By Emma Bowen Meyer
For The Herald Bulletin
ANDERSON, Ind. —
Rob and Lana Ranahan were so pleased with their home on Eighth Street that they had completely renovated the kitchen into a chef’s dream. A few short weeks later, they moved to a house that had been abandoned for several years.
“A friend told us this place was for sale and we drove by just to look at it,” said Rob, a production manager of live shows. “I grew up in New England and wanted land and a pond. She had always wanted raspberry bushes and a pool. This house had all of that.”
What it didn’t have was operational indoor plumbing, a kitchen or intact rooms of any kind. A great deal of work stared the couple down at every turn.

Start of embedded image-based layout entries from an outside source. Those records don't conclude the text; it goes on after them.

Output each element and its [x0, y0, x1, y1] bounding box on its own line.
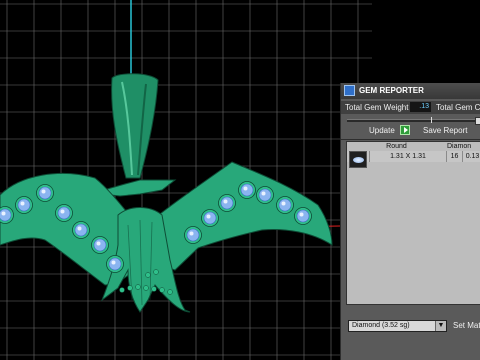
gem-stone	[57, 206, 71, 220]
gem-stone	[0, 208, 12, 222]
panel-titlebar[interactable]: GEM REPORTER	[341, 83, 480, 99]
save-report-button[interactable]: Save Report	[419, 125, 471, 136]
gem-stone	[108, 257, 122, 271]
panel-divider	[341, 139, 480, 140]
material-select-sg: (3.52 sg)	[381, 322, 410, 329]
gem-stone	[240, 183, 254, 197]
panel-title: GEM REPORTER	[359, 86, 424, 95]
gem-highlight	[243, 186, 248, 191]
chevron-down-icon: ▼	[435, 321, 446, 331]
material-select-value: Diamond	[352, 322, 381, 329]
total-gem-weight-value: .13	[410, 102, 431, 112]
gem-table[interactable]: Round Diamon 1.31 X 1.31 16 0.13	[346, 141, 480, 305]
gem-highlight	[299, 212, 304, 217]
gem-stone	[258, 188, 272, 202]
gem-count-cell: 16	[446, 151, 462, 162]
totals-row: Total Gem Weight .13 Total Gem C	[341, 101, 480, 114]
gem-weight-cell: 0.13	[462, 151, 480, 162]
update-button[interactable]: Update	[365, 125, 399, 136]
set-material-button[interactable]: Set Mat	[453, 321, 480, 330]
panel-slider[interactable]	[347, 117, 480, 125]
gem-stone	[278, 198, 292, 212]
material-row: Diamond (3.52 sg) ▼ Set Mat	[341, 317, 480, 335]
gem-highlight	[96, 241, 101, 246]
slider-thumb[interactable]	[475, 117, 480, 125]
gem-highlight	[261, 191, 266, 196]
gem-stone	[220, 196, 234, 210]
gem-stone	[186, 228, 200, 242]
gem-stone	[296, 209, 310, 223]
pendant-bail	[111, 73, 159, 179]
gem-stone	[93, 238, 107, 252]
total-gem-weight-label: Total Gem Weight	[345, 103, 409, 112]
gem-stone	[203, 211, 217, 225]
gem-size-cell: 1.31 X 1.31	[369, 151, 446, 162]
gem-highlight	[281, 201, 286, 206]
gem-reporter-panel: GEM REPORTER Total Gem Weight .13 Total …	[340, 83, 480, 360]
round-gem-icon	[349, 151, 367, 168]
gem-highlight	[111, 260, 116, 265]
slider-tick	[431, 117, 432, 123]
table-header-shape: Round	[386, 143, 407, 150]
gem-highlight	[206, 214, 211, 219]
gem-reporter-icon	[344, 85, 355, 96]
gem-highlight	[223, 199, 228, 204]
gem-highlight	[77, 226, 82, 231]
table-header-material: Diamon	[447, 143, 472, 150]
gem-highlight	[1, 211, 6, 216]
play-icon[interactable]	[400, 125, 410, 135]
table-row[interactable]: 1.31 X 1.31 16 0.13	[347, 151, 480, 168]
gem-stone	[17, 198, 31, 212]
gem-stone	[38, 186, 52, 200]
gem-highlight	[20, 201, 25, 206]
total-gem-count-label: Total Gem C	[436, 103, 480, 112]
gem-highlight	[41, 189, 46, 194]
gem-highlight	[60, 209, 65, 214]
material-select[interactable]: Diamond (3.52 sg) ▼	[348, 320, 447, 332]
gem-stone	[74, 223, 88, 237]
gem-highlight	[189, 231, 194, 236]
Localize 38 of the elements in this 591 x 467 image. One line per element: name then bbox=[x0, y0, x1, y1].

“Weeds were everywhere and the house wasn’t appealing at all,” said Lana, a homeschooling mother of two. “Someone had left the house open and animals were in here, pipes burst and ceilings fell in. But Eighth Street is really busy and we thought it would be more fun for the kids to be free and able to run around in the yard.”
The house was in such poor condition, the family lived in their camper while the renovations began. With a history in construction work from younger days and maintenance experience from owning rentals, Rob knew he would be able to complete almost all the repairs himself.
“He can envision what he wants to do, read about it and then he does it right and he does it well,” said Lana.
Originally from Michigan, Lana met Rob while singing on tour. Eventually she moved to Anderson for a singing job with the Gaithers. Rob travels extensively with his business, allowing his home base to be anywhere. Twenty years later, the couple still enjoys the area while Lana homeschools Matthew, 11, and Tyler, 9.
“We have entertained the idea of moving home, but we really like it here,” said Rob.
First on the to-do list was a bathroom and second was a school room. Education can’t stop for the sake of construction. Once those two necessities were in place, Rob began recreating the dream kitchen they left.
“We went back to Lowe’s to get the same cabinets we installed at the other house and (the employee) who sold them to us saw us,” said Lana. “He joked about wanting to sell us more cabinets – and then we told him we wanted some.”
Gorgeous dark wood cabinets stretch along the two walls of the kitchen and then wrap around the corner and across the eating area. Quartz countertops, stunning tile work, multiple sinks, a pot filler and a beverage center create a space of luxury.
By removing walls between the kitchen, living room and dining room (and installing steel beams to support the structure), they fashioned an open concept main floor from a previously choppy series of small rooms.
Feeling like the 18-foot vaulted ceiling in the living room was wasted space, they dropped the ceiling to create a bonus room on the second floor. Now the top of the stairs reveals a family room with double doors that let in a lot of natural light along with a view of the pool and the five-and-a-half acres.
While they were able to score a great deal on the property due to its atrocious condition, costs are adding up quickly. Rob knew the basic costs of rebuilding, but has found the upgrades keep increasing the budget.
“The costs become exponential,” he said. “We didn’t want to skimp on things that would come back to bite us. We wanted to have the finishes and appliances we really like because we have no intentions of doing this again.”
“This is our forever house,” added Lana.